If you want to modify finished_list
, you should pass it to your function as a parameter, and then call methods on it that will modify that original list, rather than assigning a different list to the same name:
def add_items(existing_items):
add_list = input(
"Please enter your additional items separated by space: "
).split()
existing_items.extend(add_list)
existing_items.sort()
and then call this with:
add_items(finished_list)
in order to add the items to finished_list
.
The important distinction is in the way that the assignment operator works (I used existing_items
as the parameter name above in order to make the following example easier to follow):
>>> finished_list = [1, 2, 3]
>>> existing_items = finished_list
>>> existing_items.extend([4, 5, 6])
>>> finished_list
[1, 2, 3, 4, 5, 6]
In the above example, I extend
existing_items
with more items, and because the name existing_items
refers to finished_list
, the new items show up in that list. What happens if instead I assign to existing_items
?
>>> finished_list = [1, 2, 3]
>>> existing_items = finished_list
>>> existing_items = existing_items + [4, 5, 6]
>>> finished_list
[1, 2, 3]
>>> existing_items
[1, 2, 3, 4, 5, 6]
Because I did an assignment, I now have two different lists, and the original finished_list
isn't affected. (Note that if I do things like existing_list.extend(...)
at this point, it still won't affect finished_list
, because existing_list
ceased to reference finished_list
as soon as I did existing_list = ...
.) You get the same exact behavior when you do this type of assignment inside a function, even if both of the variables are named finished_list
, because the body of a function has its own namespace and can have its own variables that "shadow" variables of the same name in the calling namespace.

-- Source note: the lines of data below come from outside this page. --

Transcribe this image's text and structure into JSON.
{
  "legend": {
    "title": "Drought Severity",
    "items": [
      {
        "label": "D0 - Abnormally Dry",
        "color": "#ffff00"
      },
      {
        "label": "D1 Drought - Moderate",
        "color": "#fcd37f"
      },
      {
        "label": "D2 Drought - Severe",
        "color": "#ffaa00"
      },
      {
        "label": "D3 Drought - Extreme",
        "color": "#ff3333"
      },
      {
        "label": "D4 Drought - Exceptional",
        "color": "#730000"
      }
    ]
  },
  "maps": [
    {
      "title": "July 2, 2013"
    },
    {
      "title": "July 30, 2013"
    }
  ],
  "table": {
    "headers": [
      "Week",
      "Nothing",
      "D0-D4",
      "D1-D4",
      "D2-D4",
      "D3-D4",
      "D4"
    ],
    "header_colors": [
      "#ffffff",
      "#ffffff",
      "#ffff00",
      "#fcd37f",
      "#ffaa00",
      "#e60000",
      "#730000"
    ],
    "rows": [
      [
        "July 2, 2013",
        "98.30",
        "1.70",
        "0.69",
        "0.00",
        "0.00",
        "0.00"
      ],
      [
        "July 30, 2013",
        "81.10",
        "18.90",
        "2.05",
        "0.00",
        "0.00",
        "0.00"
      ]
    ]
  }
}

One more example, using slice assignment, which is what you were attempting to do in your function at one point:
>>> finished_list = [1, 2, 3]
>>> existing_items = finished_list
>>> existing_items[:] = existing_items + [4, 5, 6]
>>> finished_list
[1, 2, 3, 4, 5, 6]
Slice assignment is an operation that modifies the elements of a existing list rather than assigning a new name to another list. It looks very similar to a regular assignment, and in many cases might appear to behave identically, but it's very different, as the above examples show.